Saturday, February 13, 2010

Bollywood an example of Nehru-Gandhi's India


After watching the movie My Name is Khan, in the Big Cinema theater here, I was thinking of Bollywood, how its movies, brings talent and creativity of various artists irrespective of their caste or creed, an living phenomenon that shows a united and true democracy of our country, the same foundation and concept our Country was built on for, it would be unique where all are treated equally irrespective of their background,

to quench my thoughts, I came across this speech of Nehru Delivered in Allahabad court in 1921-22,
some of the excerpts:


Nehru-in Allahabad court-


"Less than ten years ago, I returned from England after a lengthy stay there, I had passed through the usual course of public school and university. I had imbibed most of the prejudices of Harrow and Cambridge, and in my likes and dislikes I was perhaps more an Englishman than an Indian. I looked upon the world almost from an Englishman's standpoint. And so I returned to India as much prejudiced in favour of England and the English as it was possible for an Indian to be."........


"To-day, ten years later, I stand here in the dock charged with two offences and with a third hovering in the background-an ex-convict who has been to jail once already for a political offence, and a rebel against the present system of government in India. That is the change which the years have wrought in me. It is not necessary for me to recite the reasons for this change. Every Indian knows them; every Indian has felt them and has hung his head in shame for them. And if he has retained a spark of the old fire in him, he has taken a solemn pledge to strive unceasingly for India's freedom, so that his countrymen may never again be subjected to the miseries and humiliations that are the lot of a subject people.

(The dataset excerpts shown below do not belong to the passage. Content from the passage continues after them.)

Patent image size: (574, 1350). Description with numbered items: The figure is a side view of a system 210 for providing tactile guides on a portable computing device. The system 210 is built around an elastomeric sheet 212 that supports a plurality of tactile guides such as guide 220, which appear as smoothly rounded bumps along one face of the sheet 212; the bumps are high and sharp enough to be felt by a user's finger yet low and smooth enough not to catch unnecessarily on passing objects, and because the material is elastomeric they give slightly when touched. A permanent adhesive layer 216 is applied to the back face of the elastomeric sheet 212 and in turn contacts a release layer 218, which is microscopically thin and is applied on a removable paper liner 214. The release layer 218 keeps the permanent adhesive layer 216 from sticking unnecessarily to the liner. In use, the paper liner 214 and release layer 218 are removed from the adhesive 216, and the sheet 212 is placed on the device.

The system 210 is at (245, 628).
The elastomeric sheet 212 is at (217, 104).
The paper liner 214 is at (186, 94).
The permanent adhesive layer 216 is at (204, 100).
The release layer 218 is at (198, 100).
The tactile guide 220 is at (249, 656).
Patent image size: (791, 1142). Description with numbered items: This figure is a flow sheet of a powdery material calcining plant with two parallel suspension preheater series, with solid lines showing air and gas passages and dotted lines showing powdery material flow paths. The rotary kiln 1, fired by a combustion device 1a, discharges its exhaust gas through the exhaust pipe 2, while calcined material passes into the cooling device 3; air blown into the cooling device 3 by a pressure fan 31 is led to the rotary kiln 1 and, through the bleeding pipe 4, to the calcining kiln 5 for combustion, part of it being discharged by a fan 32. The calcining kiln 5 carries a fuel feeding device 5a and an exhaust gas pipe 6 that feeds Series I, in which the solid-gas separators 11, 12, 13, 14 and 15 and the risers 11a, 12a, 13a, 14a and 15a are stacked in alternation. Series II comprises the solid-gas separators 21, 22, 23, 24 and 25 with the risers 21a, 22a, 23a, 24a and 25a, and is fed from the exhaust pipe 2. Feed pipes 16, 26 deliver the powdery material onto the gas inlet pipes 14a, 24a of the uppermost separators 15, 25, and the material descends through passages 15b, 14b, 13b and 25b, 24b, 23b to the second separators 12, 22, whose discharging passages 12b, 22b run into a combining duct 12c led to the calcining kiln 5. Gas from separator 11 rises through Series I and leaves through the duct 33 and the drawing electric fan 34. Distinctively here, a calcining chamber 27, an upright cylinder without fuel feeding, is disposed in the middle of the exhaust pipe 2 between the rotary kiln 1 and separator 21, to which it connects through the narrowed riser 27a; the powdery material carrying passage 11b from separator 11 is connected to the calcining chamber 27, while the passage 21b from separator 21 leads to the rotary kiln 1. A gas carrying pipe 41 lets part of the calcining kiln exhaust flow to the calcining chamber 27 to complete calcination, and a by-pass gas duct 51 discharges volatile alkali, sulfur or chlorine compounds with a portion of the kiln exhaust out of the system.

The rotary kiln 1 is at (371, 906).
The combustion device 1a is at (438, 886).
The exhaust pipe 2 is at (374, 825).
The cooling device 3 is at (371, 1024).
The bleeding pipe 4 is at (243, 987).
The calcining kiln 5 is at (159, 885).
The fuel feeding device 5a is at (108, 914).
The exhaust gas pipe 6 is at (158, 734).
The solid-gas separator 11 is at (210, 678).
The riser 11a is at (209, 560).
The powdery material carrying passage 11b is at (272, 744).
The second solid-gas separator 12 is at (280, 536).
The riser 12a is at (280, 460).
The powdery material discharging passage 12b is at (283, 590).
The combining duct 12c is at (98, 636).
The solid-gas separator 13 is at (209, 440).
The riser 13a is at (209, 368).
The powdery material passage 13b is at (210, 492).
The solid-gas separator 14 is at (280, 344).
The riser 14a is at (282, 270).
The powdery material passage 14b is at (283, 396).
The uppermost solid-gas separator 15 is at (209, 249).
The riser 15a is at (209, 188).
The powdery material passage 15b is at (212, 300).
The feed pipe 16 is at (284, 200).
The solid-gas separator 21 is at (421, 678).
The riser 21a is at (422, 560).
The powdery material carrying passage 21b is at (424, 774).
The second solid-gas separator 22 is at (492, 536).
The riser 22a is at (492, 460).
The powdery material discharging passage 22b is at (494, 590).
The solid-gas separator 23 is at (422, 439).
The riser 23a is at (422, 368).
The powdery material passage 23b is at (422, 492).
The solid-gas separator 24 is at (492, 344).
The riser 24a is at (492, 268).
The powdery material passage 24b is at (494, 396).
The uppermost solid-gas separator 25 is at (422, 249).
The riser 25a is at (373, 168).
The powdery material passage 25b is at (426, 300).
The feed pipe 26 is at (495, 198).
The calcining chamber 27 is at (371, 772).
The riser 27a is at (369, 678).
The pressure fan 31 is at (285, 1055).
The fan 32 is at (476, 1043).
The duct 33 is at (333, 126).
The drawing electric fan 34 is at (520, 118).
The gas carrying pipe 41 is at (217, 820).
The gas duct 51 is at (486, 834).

To-day sedition against the present government in India has become the creed of the Indian people, preach and practise disaffection against the evil which it represents has become their chief occupationI have said many hard things about the British Government. For one thing, however, I must offer it my grateful thanks. It has given us a chance of fighting in this most glorious of struggles. Surely few peoples have had such an opportunity given them. And the greater our suffereing, the more difficult the tests we have to pass, the more splendid will be the future of India. India has not survived through thousandes of years to go down now. India has not sent her noblest and best twenty five thousands of her sons, to the jail to give up the struggle. India's future is assured. Some of us, men and women of little faith, doubt and hesitate occasionally, but those who have vision can almost see the glory that will be India's. I marvel at my good fortune.


To serve India in the battle of freedom is honour enough. To serve her under a leader like Mahatma Gandhi is doubly fortune. But to suffer for the dear country! What greater good fortune could befall an Indian, unless it is death or the full realisation of our gloious dream?"